あの、折竹がどうしたというのだろう。猪突《ちょとつ》六分、計画四分という、彼の信条はどこへ行ってしまったのか。と、過去の彼にくらべればあまりな変り方に、まったく、真実「大地軸孔」というところは、彼がいうように征服不可能なのかと、誰しもそう信じてしまったのである。
しかし、ソ連、インドにはさまれた「大地軸孔」の位置。新疆《しんきょう》、パミールからかけて南下しようとするソ連勢力と、必死にインドをまもろうとするイギリスの防衛策。ちょうどその間へ自然の障壁のように「大地軸孔」をふくむアフガニスタン領が伸びている。してみると、いま独逸航空会社《ルフト・ハンザ》が純学術的探検の名目で、この秘境を暴露しようというのが、黙過されるだろうか。ソ連には、ここが明かになれば対印新攻撃路。おそらく天与の好機と、期待しているにちがいない。
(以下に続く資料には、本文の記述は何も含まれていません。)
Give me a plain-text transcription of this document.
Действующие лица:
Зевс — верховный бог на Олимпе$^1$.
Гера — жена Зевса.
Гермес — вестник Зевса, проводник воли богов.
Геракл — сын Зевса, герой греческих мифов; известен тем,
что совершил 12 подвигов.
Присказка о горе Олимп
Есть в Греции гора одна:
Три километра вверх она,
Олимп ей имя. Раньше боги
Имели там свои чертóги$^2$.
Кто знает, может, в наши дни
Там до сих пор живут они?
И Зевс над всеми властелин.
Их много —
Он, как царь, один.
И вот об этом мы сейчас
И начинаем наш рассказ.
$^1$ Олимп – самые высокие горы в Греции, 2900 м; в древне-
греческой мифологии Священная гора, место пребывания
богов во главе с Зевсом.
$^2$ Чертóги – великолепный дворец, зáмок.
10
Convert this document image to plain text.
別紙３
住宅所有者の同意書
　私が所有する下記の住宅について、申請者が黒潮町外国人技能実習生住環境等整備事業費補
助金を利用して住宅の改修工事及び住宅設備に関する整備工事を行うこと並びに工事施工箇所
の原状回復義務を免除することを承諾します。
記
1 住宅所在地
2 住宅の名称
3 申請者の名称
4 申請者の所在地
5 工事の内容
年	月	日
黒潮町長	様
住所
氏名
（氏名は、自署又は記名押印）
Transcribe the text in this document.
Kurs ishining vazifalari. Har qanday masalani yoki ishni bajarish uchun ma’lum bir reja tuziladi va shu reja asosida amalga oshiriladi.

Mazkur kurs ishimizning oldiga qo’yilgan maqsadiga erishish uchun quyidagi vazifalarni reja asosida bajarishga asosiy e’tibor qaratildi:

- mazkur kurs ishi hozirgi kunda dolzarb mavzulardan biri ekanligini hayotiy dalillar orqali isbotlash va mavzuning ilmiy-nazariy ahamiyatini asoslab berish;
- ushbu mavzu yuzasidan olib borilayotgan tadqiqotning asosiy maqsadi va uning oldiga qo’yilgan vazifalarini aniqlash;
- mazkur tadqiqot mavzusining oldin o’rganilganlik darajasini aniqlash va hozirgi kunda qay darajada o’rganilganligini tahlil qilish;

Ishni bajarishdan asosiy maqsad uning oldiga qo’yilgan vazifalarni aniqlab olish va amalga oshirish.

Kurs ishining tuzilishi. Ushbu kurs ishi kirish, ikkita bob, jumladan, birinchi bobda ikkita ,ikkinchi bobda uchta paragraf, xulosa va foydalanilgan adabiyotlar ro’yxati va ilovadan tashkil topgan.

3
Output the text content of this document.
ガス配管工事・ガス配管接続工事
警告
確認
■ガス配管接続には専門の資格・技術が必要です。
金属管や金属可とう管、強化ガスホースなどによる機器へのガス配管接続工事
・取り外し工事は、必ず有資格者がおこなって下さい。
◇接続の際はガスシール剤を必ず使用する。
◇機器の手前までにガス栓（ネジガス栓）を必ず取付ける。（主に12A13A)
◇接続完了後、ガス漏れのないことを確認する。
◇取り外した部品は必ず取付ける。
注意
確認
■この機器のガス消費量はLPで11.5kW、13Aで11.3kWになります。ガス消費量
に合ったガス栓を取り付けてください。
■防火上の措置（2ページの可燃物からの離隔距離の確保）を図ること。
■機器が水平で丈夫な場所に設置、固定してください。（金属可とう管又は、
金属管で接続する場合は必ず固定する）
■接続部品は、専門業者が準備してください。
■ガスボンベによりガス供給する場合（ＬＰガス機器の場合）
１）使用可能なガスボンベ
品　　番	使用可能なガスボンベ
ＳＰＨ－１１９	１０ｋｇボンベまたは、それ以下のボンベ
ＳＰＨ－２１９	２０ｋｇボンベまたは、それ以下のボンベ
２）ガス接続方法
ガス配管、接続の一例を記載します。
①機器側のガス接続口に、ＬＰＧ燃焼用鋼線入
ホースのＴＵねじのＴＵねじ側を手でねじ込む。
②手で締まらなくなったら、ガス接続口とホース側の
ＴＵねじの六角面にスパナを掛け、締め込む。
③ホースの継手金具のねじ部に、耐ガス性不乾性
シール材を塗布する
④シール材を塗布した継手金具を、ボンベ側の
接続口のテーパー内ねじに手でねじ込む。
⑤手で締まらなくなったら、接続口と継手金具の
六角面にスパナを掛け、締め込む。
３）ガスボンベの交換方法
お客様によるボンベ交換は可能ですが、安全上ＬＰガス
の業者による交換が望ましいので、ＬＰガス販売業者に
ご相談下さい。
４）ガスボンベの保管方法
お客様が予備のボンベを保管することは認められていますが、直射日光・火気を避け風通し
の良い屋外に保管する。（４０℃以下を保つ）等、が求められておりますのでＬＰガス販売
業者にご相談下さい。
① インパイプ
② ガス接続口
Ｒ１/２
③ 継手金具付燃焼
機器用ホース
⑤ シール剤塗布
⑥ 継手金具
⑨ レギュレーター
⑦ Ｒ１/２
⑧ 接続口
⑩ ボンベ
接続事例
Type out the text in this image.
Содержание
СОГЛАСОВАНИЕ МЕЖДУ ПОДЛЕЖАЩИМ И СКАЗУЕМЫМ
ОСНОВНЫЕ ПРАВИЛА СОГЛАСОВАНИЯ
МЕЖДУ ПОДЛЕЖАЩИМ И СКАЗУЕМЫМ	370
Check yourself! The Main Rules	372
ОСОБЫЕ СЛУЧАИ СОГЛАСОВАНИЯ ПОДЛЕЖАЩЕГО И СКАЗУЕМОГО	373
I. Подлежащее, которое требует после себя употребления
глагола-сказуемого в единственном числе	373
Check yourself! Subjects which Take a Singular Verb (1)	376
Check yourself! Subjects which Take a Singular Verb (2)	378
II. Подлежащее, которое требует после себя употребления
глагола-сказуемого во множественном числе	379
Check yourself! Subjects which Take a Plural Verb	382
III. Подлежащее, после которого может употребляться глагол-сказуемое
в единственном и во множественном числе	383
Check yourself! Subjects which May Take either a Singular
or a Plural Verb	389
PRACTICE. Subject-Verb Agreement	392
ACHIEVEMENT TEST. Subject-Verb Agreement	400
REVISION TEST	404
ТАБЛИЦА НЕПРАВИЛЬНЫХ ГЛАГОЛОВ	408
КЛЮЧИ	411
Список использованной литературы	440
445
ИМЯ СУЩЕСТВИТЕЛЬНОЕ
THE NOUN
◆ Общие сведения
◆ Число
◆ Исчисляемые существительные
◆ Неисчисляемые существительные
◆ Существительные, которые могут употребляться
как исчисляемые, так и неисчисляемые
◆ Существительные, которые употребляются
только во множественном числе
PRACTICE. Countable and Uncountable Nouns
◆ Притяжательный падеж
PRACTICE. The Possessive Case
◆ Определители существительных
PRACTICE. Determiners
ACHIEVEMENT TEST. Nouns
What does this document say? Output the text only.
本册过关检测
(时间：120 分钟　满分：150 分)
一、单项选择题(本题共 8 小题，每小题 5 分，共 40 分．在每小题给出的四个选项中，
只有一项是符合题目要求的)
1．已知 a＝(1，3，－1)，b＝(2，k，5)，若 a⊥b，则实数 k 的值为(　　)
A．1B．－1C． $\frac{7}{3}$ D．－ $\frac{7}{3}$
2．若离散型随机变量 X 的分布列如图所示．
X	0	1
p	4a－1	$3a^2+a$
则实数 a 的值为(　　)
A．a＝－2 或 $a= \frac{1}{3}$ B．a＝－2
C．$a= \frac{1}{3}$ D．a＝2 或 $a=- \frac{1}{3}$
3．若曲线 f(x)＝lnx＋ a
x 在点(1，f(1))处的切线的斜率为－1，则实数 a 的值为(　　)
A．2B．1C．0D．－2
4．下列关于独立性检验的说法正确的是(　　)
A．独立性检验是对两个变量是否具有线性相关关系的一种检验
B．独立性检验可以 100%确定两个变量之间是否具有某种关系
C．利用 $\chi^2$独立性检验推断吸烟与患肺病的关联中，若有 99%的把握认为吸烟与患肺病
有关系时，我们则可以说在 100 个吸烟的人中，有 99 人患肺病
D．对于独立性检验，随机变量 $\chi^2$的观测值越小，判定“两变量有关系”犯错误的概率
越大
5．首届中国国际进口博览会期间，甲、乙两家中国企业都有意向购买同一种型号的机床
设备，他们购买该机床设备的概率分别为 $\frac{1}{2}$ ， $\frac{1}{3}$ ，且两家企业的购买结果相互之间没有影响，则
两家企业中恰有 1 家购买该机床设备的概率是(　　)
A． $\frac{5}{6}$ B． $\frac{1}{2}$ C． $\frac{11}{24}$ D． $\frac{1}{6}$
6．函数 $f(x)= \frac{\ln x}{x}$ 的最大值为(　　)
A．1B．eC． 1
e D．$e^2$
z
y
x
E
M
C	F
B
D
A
がそれに反してイギリス側には、この秘境暴露がひじょうな痛手になるのだ。
インドへの道――その間に横たわる大秘密境「大地軸孔《カラ・ジルナガン》」。そうだ、きっと英官辺からの圧迫があったのだろう――と、折竹翻意の理由をこう睨みたい気持が、誰の胸にも疼《うず》いていたのであるが……。国際紛争裡におどる快男子[#「快男子」は底本では「怪男子」]折竹の姿は、まだ彼も言わず、作者も秘、秘である。ではこの、大地軸孔とはいかなる魔所であろうか。
北にパミール高原、西南にはヒンズークシ、南東にはカラコルム。おのおの、二万フィート級以上が立ちならぶ大連嶺が落ち合うところが、いわゆる「パミールの管」のアフガニスタン領である。ではここが、なぜ永いあいだ未踏のままであったかというに、それは、「大地軸孔」をかこむ“Kyam《キャム》”の隘路に、世界にただ一つの速流氷河があるからだ。温霧谷《キャム》の、魔境の守り、速流氷河《ギースバッハ・グレッチェル》。
グリーンランドの北端にあるアカデミー氷河群に、一日四十メートルをながれる韋駄天《いだてん》氷河があるけれど、これはおそらく、その速度の十倍以上であろう。囂々《ごうごう》とひびいて摩擦音を轟かせ、地獄の大釜がたぎるような氷擦の熱霧をあげながら、日速四百十九メートルといわれる化物氷河の谷。また、温霧谷という名のわけも、これでお分りだろうと思われる。
「つまりだね」
と、折竹が技術的な説明をはじめる。